You may have watched last week’s BBC Horizon programme Fat vs Sugar, which saw two identical twin doctors comparing two very different diets – one high in fat and the other high in sugar. Expert opinion is split as to what has caused the 21st century obesity epidemic with American doctors blaming sugar and British doctors blaming fat.
The findings in the programme, which were unsurprising to those already in the know but perhaps shocked a few yo-yo dieters out there, showed that eating a diet high in fat produced the best weight and fat loss results. However, the high-sugar diet proved better when energy was required for a fast uphill cycle sprint.
What this means to my clients is that day-to-day we could benefit from reducing our carbohydrate intake (especially if your goal is fat loss), but when exercising we could benefit from consuming carbohydrate to give us more energy and potentially increase performance.
The show went on to study the eating behaviours of rats.
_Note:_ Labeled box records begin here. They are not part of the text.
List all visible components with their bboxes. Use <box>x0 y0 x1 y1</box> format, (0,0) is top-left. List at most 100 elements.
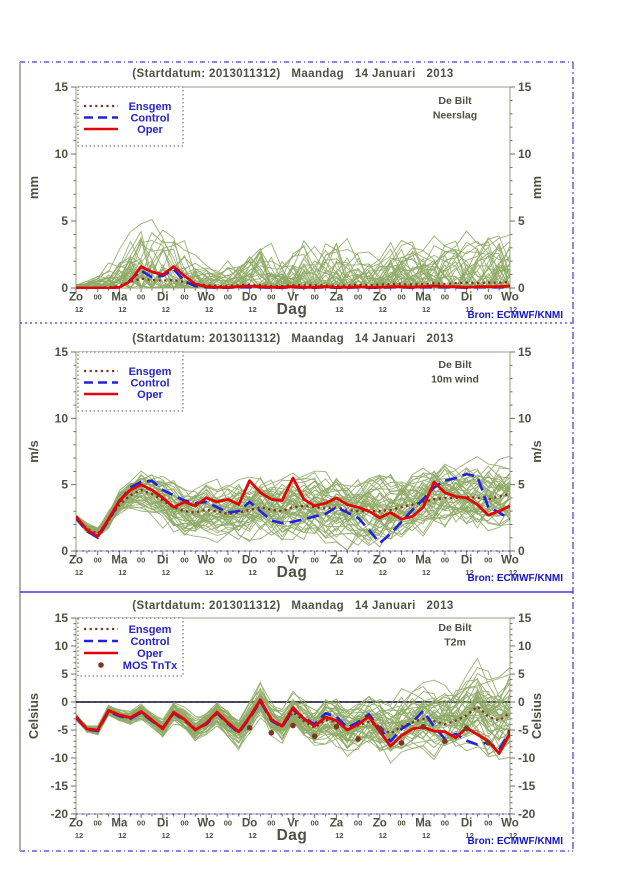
x-midnight-label: 00 <box>397 556 405 565</box>
legend-label-oper: Oper <box>137 389 163 401</box>
x-noon-label: 12 <box>118 831 126 840</box>
panel-3-t2m: (Startdatum: 2013011312) Maandag 14 Janu… <box>26 600 563 847</box>
ensemble-member-line <box>76 694 510 734</box>
y-axis-title-left: Celsius <box>26 693 41 739</box>
x-day-label: Wo <box>501 818 519 830</box>
panel-title: (Startdatum: 2013011312) Maandag 14 Janu… <box>132 333 453 345</box>
x-day-label: Di <box>461 555 473 567</box>
x-midnight-label: 00 <box>224 293 232 302</box>
x-noon-label: 12 <box>205 305 213 314</box>
x-midnight-label: 00 <box>94 556 102 565</box>
y-axis-title-left: m/s <box>26 440 41 462</box>
x-noon-label: 12 <box>162 305 170 314</box>
y-tick-label-right: 10 <box>518 147 532 161</box>
x-day-label: Vr <box>287 292 299 304</box>
ensemble-member-line <box>76 239 510 289</box>
y-axis-title-right: Celsius <box>529 693 544 739</box>
x-midnight-label: 00 <box>354 293 362 302</box>
x-midnight-label: 00 <box>441 293 449 302</box>
x-noon-label: 12 <box>205 568 213 577</box>
ensemble-member-line <box>76 481 510 535</box>
x-midnight-label: 00 <box>224 819 232 828</box>
x-midnight-label: 00 <box>180 293 188 302</box>
y-tick-label-left: 15 <box>55 611 69 625</box>
x-midnight-label: 00 <box>354 819 362 828</box>
legend-label-control: Control <box>130 378 169 390</box>
x-day-label: Zo <box>373 555 387 567</box>
y-tick-label-right: 15 <box>518 80 532 94</box>
x-day-label: Wo <box>197 555 215 567</box>
x-midnight-label: 00 <box>137 293 145 302</box>
y-tick-label-left: 0 <box>61 281 68 295</box>
x-day-label: Zo <box>69 292 83 304</box>
x-noon-label: 12 <box>118 568 126 577</box>
panel-title: (Startdatum: 2013011312) Maandag 14 Janu… <box>132 600 453 612</box>
x-day-label: Vr <box>287 555 299 567</box>
mos-tntx-dot <box>463 725 470 732</box>
mos-tntx-dot <box>246 724 253 731</box>
y-tick-label-right: 10 <box>518 639 532 653</box>
ensemble-member-line <box>76 467 510 533</box>
x-day-label: Zo <box>373 292 387 304</box>
series-group <box>76 455 510 551</box>
mos-tntx-dot <box>333 723 340 730</box>
source-credit: Bron: ECMWF/KNMI <box>467 573 563 584</box>
y-tick-label-left: 5 <box>61 667 68 681</box>
ensemble-member-line <box>76 493 510 538</box>
mos-tntx-dot <box>268 730 275 736</box>
x-noon-label: 12 <box>75 305 83 314</box>
mos-tntx-dot <box>442 738 448 744</box>
x-noon-label: 12 <box>379 568 387 577</box>
y-tick-label-right: 10 <box>518 411 532 425</box>
variable-label: 10m wind <box>431 374 479 386</box>
x-midnight-label: 00 <box>397 819 405 828</box>
x-midnight-label: 00 <box>484 556 492 565</box>
y-tick-label-right: 15 <box>518 345 532 359</box>
legend-label-oper: Oper <box>137 124 163 136</box>
x-noon-label: 12 <box>422 305 430 314</box>
y-tick-label-right: 5 <box>518 478 525 492</box>
y-tick-label-left: -15 <box>51 779 69 793</box>
x-midnight-label: 00 <box>94 293 102 302</box>
x-midnight-label: 00 <box>484 819 492 828</box>
x-day-label: Vr <box>287 818 299 830</box>
ensemble-member-line <box>76 230 510 289</box>
x-day-label: Ma <box>415 292 432 304</box>
legend-box <box>77 617 184 677</box>
x-axis-title: Dag <box>277 564 308 581</box>
x-noon-label: 12 <box>422 831 430 840</box>
panel-title: (Startdatum: 2013011312) Maandag 14 Janu… <box>132 68 453 80</box>
y-tick-label-right: 15 <box>518 611 532 625</box>
y-tick-label-right: 0 <box>518 544 525 558</box>
ensemble-member-line <box>76 688 510 729</box>
x-midnight-label: 00 <box>441 819 449 828</box>
oper-line <box>76 265 510 289</box>
x-day-label: Do <box>242 555 257 567</box>
x-axis-title: Dag <box>277 301 308 318</box>
y-tick-label-left: 10 <box>55 147 69 161</box>
y-tick-label-right: -10 <box>518 751 536 765</box>
x-day-label: Wo <box>197 292 215 304</box>
x-noon-label: 12 <box>205 831 213 840</box>
y-tick-label-left: -10 <box>51 751 69 765</box>
legend-box <box>77 86 184 147</box>
panel-2-10m-wind: (Startdatum: 2013011312) Maandag 14 Janu… <box>26 333 563 584</box>
ensemble-member-line <box>76 709 510 764</box>
variable-label: Neerslag <box>433 110 477 122</box>
x-midnight-label: 00 <box>484 293 492 302</box>
x-midnight-label: 00 <box>267 819 275 828</box>
station-label: De Bilt <box>438 622 472 634</box>
x-midnight-label: 00 <box>137 819 145 828</box>
ensemble-member-line <box>76 486 510 534</box>
x-noon-label: 12 <box>248 305 256 314</box>
x-noon-label: 12 <box>509 568 517 577</box>
x-day-label: Wo <box>501 292 519 304</box>
x-day-label: Ma <box>111 292 128 304</box>
x-noon-label: 12 <box>379 831 387 840</box>
x-noon-label: 12 <box>465 831 473 840</box>
legend-label-ensgem: Ensgem <box>129 101 172 113</box>
y-axis-title-left: mm <box>26 176 41 199</box>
The scientist found that rats had a natural stop mechanism when eating pure sugar OR pure fat, however, when sugar AND fat were combined the rats gorged on the food, which just happened to be cheesecake. And we are not too dissimilar from rats you know!
You may not have really thought about it but, did you know that this combination of fat AND sugar doesn’t exist naturally – natural foods are either high in healthy fats OR high in natural sugars – and only processed foods deliver this combination?
What this means to my clients is that day-to-day we will all benefit from eating a diet high in unprocessed foods. Eating a diet of natural goodness e.g. fish, lean meat, eggs, vegetables, fruit, nuts, seeds and wholegrains not only provides numerous health benefits but it could also prevent overeating and thus reduce the likelihood of weight & fat gain.
Your task for this week is try to reduce your intake of processed foods that are high in fat & sugar – things like biscuits, cake, chocolate, crisps etc. If you currently eat these foods every day then try to cut down to just 3 portions of these foods this week. There are plenty of alternatives to these foods – try a small handful of nuts which are high in healthy fats or rice cakes which are low in fat but high in carbohydrate to give you energy before exercise.